Sorti en 2024, The Insider s’inscrit dans la lignée des thrillers d’espionnage à l’anglaise, mêlant services secrets, trahisons en haut lieu, et menace nucléaire. Une promesse séduisante sur le papier — et dans la bande-annonce — mais un résultat en demi-teinte à l’écran.
L’histoire suit le vol d’un logiciel secret conçu par le gouvernement britannique, capable de saboter des réacteurs de centrales nucléaires et provoquer une catastrophe nucléaire. Un dispositif aussi dangereux qu’ingénieux, qui, tombé entre de mauvaises mains, déclenche une traque interne : qui, parmi les agents des services secrets, a trahi ?
Si le scénario repose sur un concept solide, l’exécution peine à captiver. Le rythme est lent, la tension met du temps à s’installer, et l’ensemble souffre d’un manque d’accroche, en particulier pour un spectateur qui s’attend à un thriller plus haletant. L’intrigue, bien que logique et sans incohérence majeure, se montre complexe, parfois trop, au point d’exclure les spectateurs moins familiers avec ce type de récit.
Visuellement, The Insider déçoit également. La mise en scène, très sobre, donne une impression de film d’espionnage des années 90, sans réel parti pris esthétique fort. Les scènes d’action sont quasi inexistantes — ce qui n’est pas un défaut en soi, mais ici, l’ensemble manque d’énergie et de relief.
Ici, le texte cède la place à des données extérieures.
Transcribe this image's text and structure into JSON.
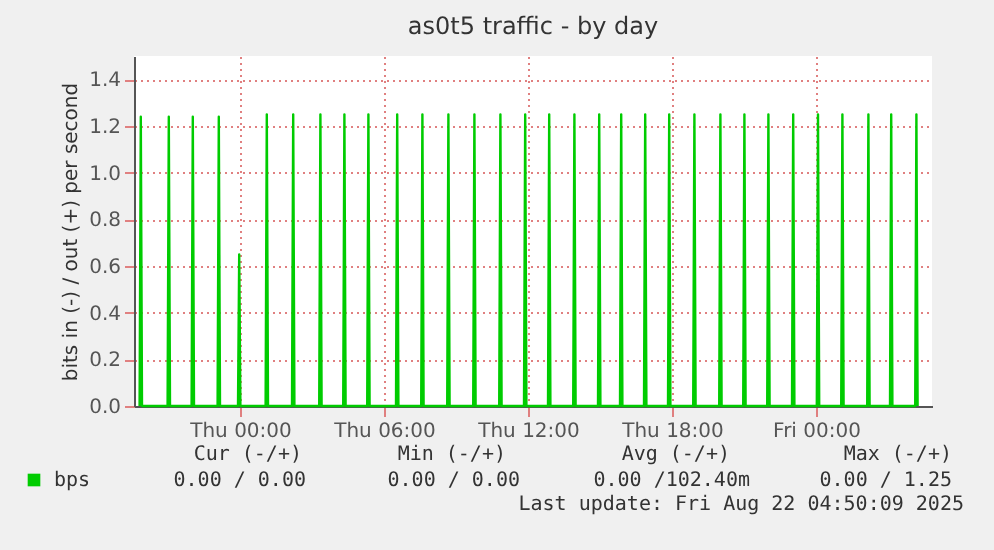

Les personnages sont corrects, sans être mémorables. Les acteurs livrent une prestation juste, sans surjeu, mais aucune performance ne se détache particulièrement. C’est propre, mais pas marquant.
Au final, The Insider est un film honnête, qui repose sur une bonne idée et quelques qualités d’écriture, mais qui souffre d’un rythme trop lent, d’une complexité mal dosée, et d’une mise en scène sans éclat. Il pourra séduire un public amateur de thrillers à l’ancienne, exigeants, sobres, mais risque d’en laisser beaucoup sur le bord de la route.